Da Nang Diary: A Forward Air Controller’s Gunsight View of Flying with SOG is Colonel Tom Yarborough’s account of his 5,000 hours of flying time (a third of them in combat) during his 600 sorties in Vietnam as a forward air controller. Among other decorations, his distinguished service there won him the Silver Star, the DFC, a Purple Heart, the Air Medal and the Vietnamese Gallantry Cross with Bronze Star. I was given the “Revised and Expanded Edition” to review, which is 50,000 words longer than the original 1990 edition. Recent scholarship and declassification led Colonel Yarborough to revisit his acclaimed classic and add further detail to the story of how he supported American special forces by air as they infiltrated Laos and Cambodia in an attempt to stymie Communist advances in Indochina.

The book is a standard 6”x9” hardback with an RRP of £20. The printing is done sharply on high quality paper, and Colonel Yarborough’s academic background is clear in the way he sets out his aims and limits for the work before beginning a tome of exceptional interest and lucidity.

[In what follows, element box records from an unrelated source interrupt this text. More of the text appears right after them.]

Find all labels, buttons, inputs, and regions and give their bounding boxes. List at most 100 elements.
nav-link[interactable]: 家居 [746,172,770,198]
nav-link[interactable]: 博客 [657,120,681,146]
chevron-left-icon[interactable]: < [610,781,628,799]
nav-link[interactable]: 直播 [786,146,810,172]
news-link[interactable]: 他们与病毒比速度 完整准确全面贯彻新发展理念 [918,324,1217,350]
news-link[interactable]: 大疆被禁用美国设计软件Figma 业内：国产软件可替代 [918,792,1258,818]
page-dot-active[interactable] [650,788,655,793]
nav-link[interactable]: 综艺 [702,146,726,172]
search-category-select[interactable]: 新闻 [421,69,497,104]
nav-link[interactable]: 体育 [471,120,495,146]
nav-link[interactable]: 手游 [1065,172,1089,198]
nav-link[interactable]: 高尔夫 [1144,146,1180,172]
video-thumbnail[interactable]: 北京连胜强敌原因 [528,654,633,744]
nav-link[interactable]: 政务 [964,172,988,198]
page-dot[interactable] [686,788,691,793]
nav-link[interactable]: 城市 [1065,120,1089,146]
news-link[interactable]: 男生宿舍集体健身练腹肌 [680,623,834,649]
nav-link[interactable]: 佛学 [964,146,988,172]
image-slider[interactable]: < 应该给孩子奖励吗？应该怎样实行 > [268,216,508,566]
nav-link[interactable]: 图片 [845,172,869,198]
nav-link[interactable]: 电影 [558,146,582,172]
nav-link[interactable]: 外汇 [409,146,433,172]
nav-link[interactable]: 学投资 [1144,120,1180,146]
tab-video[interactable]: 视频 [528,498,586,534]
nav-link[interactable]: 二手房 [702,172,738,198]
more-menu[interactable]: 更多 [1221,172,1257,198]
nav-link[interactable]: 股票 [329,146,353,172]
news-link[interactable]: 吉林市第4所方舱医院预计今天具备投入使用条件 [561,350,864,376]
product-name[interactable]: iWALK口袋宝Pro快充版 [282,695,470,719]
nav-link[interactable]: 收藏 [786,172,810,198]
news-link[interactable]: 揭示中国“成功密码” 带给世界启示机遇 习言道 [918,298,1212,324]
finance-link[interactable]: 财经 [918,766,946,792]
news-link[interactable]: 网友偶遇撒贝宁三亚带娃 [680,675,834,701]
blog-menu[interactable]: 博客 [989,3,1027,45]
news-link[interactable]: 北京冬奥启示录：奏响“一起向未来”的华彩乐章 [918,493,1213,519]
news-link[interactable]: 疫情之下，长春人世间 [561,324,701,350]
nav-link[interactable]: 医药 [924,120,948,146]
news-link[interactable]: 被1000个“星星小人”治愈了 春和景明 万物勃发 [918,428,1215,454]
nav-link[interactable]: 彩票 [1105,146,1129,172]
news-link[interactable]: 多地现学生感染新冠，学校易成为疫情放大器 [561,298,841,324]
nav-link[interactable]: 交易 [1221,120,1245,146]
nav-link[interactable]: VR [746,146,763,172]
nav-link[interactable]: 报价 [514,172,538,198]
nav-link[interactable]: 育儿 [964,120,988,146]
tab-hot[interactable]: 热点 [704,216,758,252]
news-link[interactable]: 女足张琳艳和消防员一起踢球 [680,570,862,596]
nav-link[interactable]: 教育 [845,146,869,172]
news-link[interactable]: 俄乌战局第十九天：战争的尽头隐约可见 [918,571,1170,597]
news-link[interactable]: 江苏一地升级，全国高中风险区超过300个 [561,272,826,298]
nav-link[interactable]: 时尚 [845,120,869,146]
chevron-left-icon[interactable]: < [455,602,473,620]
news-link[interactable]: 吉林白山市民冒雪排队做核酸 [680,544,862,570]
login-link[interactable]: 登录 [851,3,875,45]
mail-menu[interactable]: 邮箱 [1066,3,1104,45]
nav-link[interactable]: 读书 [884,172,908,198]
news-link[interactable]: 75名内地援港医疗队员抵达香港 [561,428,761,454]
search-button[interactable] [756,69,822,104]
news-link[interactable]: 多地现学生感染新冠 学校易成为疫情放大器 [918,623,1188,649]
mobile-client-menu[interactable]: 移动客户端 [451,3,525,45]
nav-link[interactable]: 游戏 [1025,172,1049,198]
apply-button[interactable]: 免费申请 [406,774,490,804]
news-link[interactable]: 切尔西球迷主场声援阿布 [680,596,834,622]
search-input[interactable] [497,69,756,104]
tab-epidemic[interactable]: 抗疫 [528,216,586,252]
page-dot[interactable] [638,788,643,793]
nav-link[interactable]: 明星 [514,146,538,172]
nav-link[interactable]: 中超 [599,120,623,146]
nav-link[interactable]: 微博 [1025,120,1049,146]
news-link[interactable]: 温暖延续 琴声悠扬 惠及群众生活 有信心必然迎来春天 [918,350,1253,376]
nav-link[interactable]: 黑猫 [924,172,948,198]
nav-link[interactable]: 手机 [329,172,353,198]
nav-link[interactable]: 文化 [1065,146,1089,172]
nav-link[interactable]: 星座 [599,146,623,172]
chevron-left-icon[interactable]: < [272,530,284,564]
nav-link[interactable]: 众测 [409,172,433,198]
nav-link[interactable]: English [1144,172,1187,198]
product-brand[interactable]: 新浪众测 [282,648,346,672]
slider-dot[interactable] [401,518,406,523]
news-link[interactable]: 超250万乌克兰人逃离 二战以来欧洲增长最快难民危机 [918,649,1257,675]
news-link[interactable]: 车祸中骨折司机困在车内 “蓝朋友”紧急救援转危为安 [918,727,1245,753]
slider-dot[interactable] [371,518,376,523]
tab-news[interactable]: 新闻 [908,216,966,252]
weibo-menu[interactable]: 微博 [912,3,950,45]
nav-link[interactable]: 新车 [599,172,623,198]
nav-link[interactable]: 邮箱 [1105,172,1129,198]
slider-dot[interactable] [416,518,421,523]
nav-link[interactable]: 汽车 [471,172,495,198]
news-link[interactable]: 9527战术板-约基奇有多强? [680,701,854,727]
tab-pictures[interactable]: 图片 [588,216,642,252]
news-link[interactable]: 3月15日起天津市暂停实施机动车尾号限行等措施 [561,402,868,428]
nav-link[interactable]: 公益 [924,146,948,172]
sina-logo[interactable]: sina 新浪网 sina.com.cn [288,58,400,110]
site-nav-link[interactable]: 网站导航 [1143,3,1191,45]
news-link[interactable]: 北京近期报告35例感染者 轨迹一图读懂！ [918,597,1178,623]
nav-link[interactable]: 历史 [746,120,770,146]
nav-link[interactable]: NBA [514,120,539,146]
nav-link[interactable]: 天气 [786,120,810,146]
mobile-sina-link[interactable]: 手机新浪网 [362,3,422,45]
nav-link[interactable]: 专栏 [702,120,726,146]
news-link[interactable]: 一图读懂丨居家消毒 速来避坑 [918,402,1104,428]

This is no dry dissertation, this is living history as a novel. I could wax lyrical, but that would undercut my point – the Colonel uses plain, understated language to make this an accessible work at every level, from layman to historian to soldier – and the fans of this book in both editions are testament to that.

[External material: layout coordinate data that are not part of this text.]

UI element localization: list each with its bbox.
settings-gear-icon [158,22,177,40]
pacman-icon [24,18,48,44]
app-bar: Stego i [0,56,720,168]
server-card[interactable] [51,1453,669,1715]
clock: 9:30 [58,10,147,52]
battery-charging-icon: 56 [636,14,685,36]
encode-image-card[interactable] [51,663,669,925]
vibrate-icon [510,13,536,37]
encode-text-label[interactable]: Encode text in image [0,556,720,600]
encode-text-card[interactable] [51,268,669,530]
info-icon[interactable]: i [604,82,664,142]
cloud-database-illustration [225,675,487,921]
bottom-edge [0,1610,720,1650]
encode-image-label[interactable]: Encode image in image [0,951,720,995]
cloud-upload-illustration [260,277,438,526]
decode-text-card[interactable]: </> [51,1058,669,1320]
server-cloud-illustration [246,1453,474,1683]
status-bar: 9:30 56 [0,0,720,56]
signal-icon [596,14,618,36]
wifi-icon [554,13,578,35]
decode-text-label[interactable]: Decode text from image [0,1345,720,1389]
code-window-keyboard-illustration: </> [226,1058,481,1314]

Every new bit of jargon is explained, and at no point did I feel overwhelmed, despite only a basic acquaintance with the exploits of the Special Operations Group during the Vietnam War. Colonel Yarborough’s account, based on twelve hundred pages of diary notes written in-theatre, gave a whole new dimension to my understanding of the war, which had previously focused on the south and west of the country.

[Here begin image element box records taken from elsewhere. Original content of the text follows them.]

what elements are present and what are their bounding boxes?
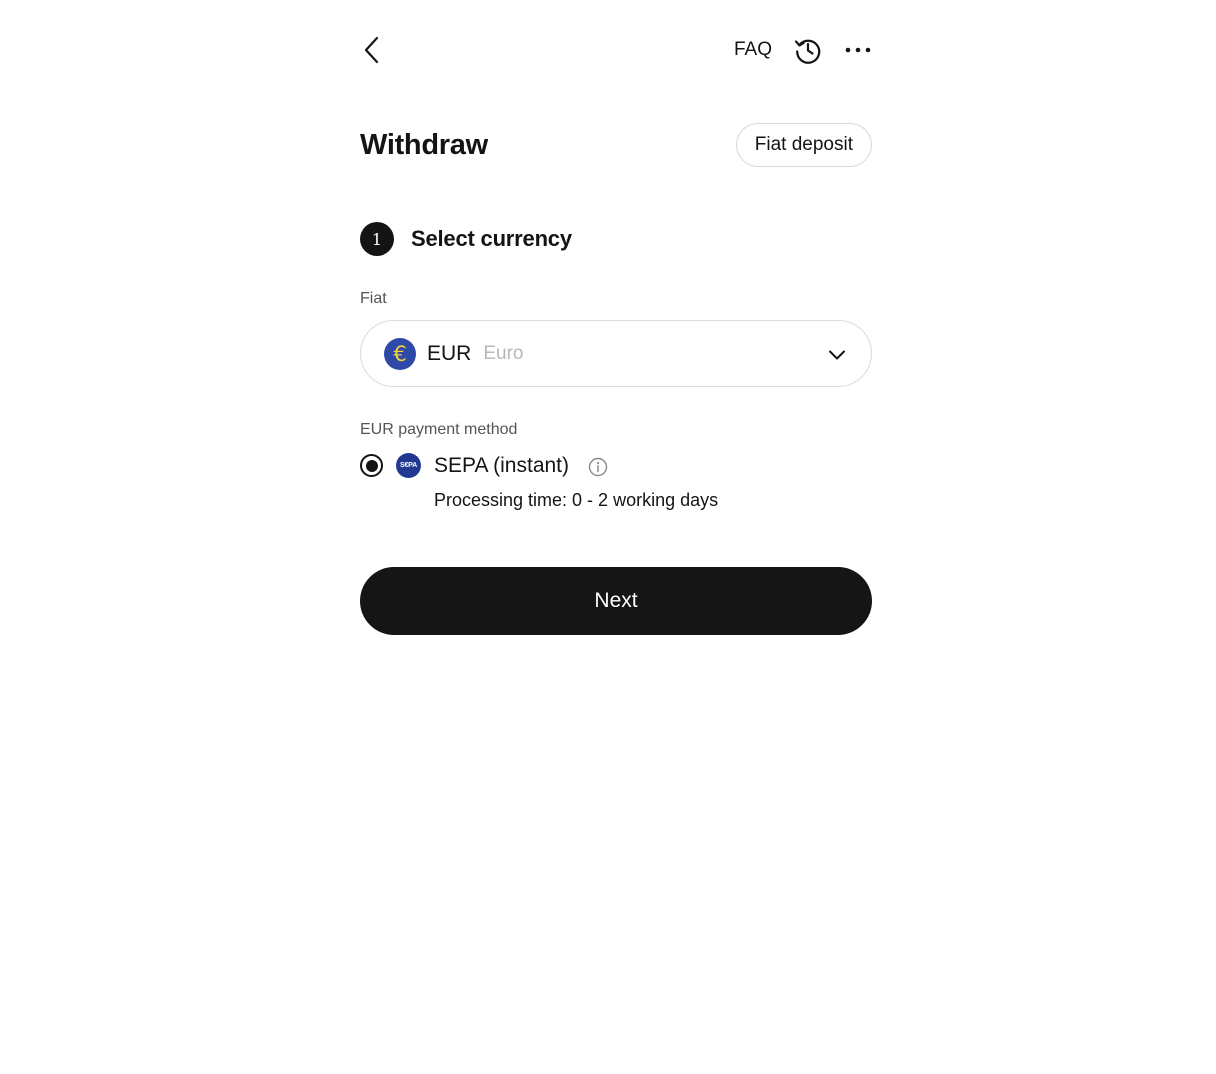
currency-name: Euro	[483, 342, 524, 364]
next-button[interactable]: Next	[360, 567, 872, 635]
payment-method-option[interactable]: S€PA SEPA (instant) Processing time: 0 -…	[360, 452, 872, 522]
euro-icon: €	[384, 337, 416, 370]
step-number-badge: 1	[360, 222, 394, 256]
payment-method-label: EUR payment method	[360, 421, 518, 438]
top-actions: FAQ	[734, 28, 872, 72]
fiat-label: Fiat	[360, 290, 387, 307]
chevron-down-icon	[829, 350, 845, 360]
currency-code: EUR	[427, 341, 472, 365]
more-dots-icon	[845, 47, 871, 53]
history-button[interactable]	[792, 34, 824, 66]
step-title: Select currency	[411, 226, 572, 251]
top-bar: FAQ	[360, 28, 872, 72]
info-icon[interactable]	[588, 457, 608, 477]
more-options-button[interactable]	[842, 34, 874, 66]
payment-method-name: SEPA (instant)	[434, 454, 570, 477]
processing-time: Processing time: 0 - 2 working days	[434, 490, 719, 510]
chevron-left-icon	[364, 36, 379, 64]
payment-method-radio[interactable]	[360, 454, 383, 477]
step-header: 1 Select currency	[360, 222, 572, 256]
faq-link[interactable]: FAQ	[734, 39, 772, 61]
currency-select[interactable]: € EUR Euro	[360, 320, 872, 387]
radio-selected-dot	[365, 459, 378, 472]
page-title: Withdraw	[360, 129, 488, 161]
withdraw-page: FAQ Withdraw Fiat deposit 1 Select curre…	[0, 0, 1216, 1074]
fiat-deposit-button[interactable]: Fiat deposit	[735, 123, 872, 167]
history-icon	[794, 39, 821, 64]
title-row: Withdraw Fiat deposit	[360, 123, 872, 169]
sepa-logo-icon: S€PA	[396, 453, 421, 478]
back-button[interactable]	[356, 34, 388, 66]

I called this book history as a novel, because although there is no invention here, the style drags you along as effortlessly as the best fictional stories. There are few digressions, no rants disconnected from the narrative – just the story of a young man who left home to serve his country and found himself at the bleeding edge of his comrades’ war. The difficulties, the dangers, the frustrations are all eloquently and simply expressed in a book which is very worth reading for anyone interested in Vietnam or the ability and experiences of the citizen soldier. The anecdote that really hit home for me – because it was so unexpected – was of how Forward Air Controllers could expect to lose seven pounds a day through dehydration, just by sitting in their cockpits for a single shift. It is perhaps impossible for people living a relatively pampered and almost entirely safe life in the modern world to empathise with the experiences of soldiers living out on the sharp edge, but prose like this goes a long way towards bridging the gap.

Da Nang Diary deserves its status as a classic in my opinion, and I would urge anyone who is interested in SOG actions in Vietnam – or elsewhere in the Cold War – to pick up a copy of this book.